Improving care, advancing outcomes
Kaitlyn Dmyterko, staff writer
Currently in the medical industry, technological and device advancements and improved drug therapies have enriched patient care and helped to thwart off and treat disease. Changes in medical practice, particularly in the cardiology field, occur with every new clinical trial and help to improve patient outcomes.

This week, we learn that changes in practice can help reduce cost and length of stay, while at the same time expanding care to several additional patient populations.

First, researchers from the Mount Sinai Hospital found that same-day discharge may be safe and feasible for patients who undergo uncomplicated elective PCI, when a strict set of guidelines and quality measures are upheld.

Of the over 2,000 patients analyzed, only 28 readmissions occurred within 30 days of intervention and no cases of death or major complication were reported.

Additionally, a study in JACC found that increasing or adjusting loading doses of clopidogrel, depending on platelet reactivity monitoring, can overcome platelet reactivity in patients who carry the CYP2C19 2 polymorphism, leading to a reduction of bleeding risk post-PCI. 

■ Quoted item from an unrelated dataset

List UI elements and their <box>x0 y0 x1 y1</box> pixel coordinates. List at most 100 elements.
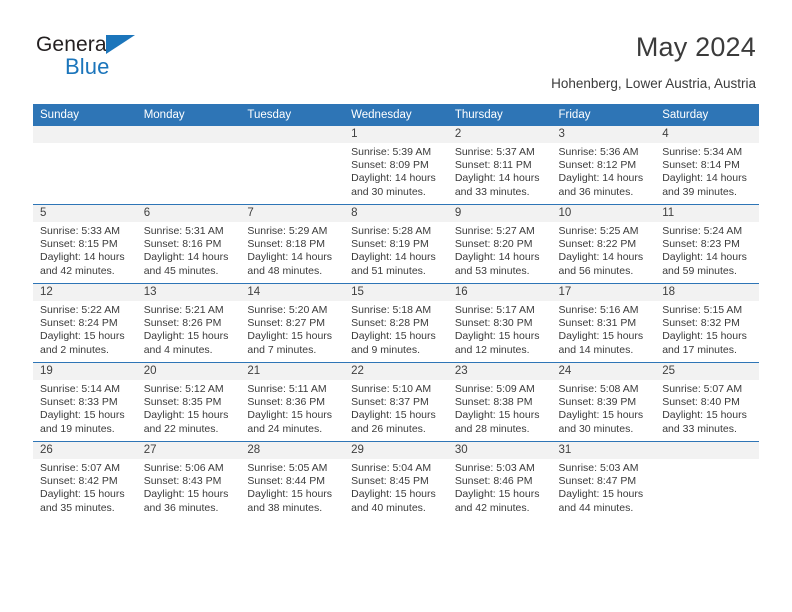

Recently the FDA placed warnings on boxes of clopidogrel after it was found that some patients could not properly metabolize the drug, due to the CYP2C19 2 allele. Of the 411 patients enrolled in the study, 99 carried the mutant allele and 88 reached optimal platelet reactivity levels after three additional doses of clopidogrel.

And despite previous concerns that kidneys donated from cardiac-death donors pose more of a risk compared with those donated from brain-death donors, a study from the U.K. proved that use of these donor kidneys are equivalent to kidneys donated from brain-death patients.

Of the over 9,000 patients who received renal transplant via either cardiac-death patients or brain-death patients, researchers found graft survival rates to be comparable; however, cardiac-death donor kidneys ran more of a risk of obtaining delayed graft function compared to those donated by brain-death donors.

Lastly, researchers from the Rabin Medical Center in Israel found that use of drug-eluting stents (DES) during PCI sustained prognostic benefit up to five years after intervention.

In almost 7,000 patients, use of DES reduced incidence rates of MI and target vessel revascularization. Additionally, mortality was "significantly lower" in patients who were in the DES stent arm compared to the bare-metal stent arm.

"The great thing in the world is not so much where we stand, as in what direction we are moving," said Oliver Wedell Holmes, Sr., a 19th century author, professor and physician.

Despite the challenges of disease, it seems the only direction the medical industry has left to move is up.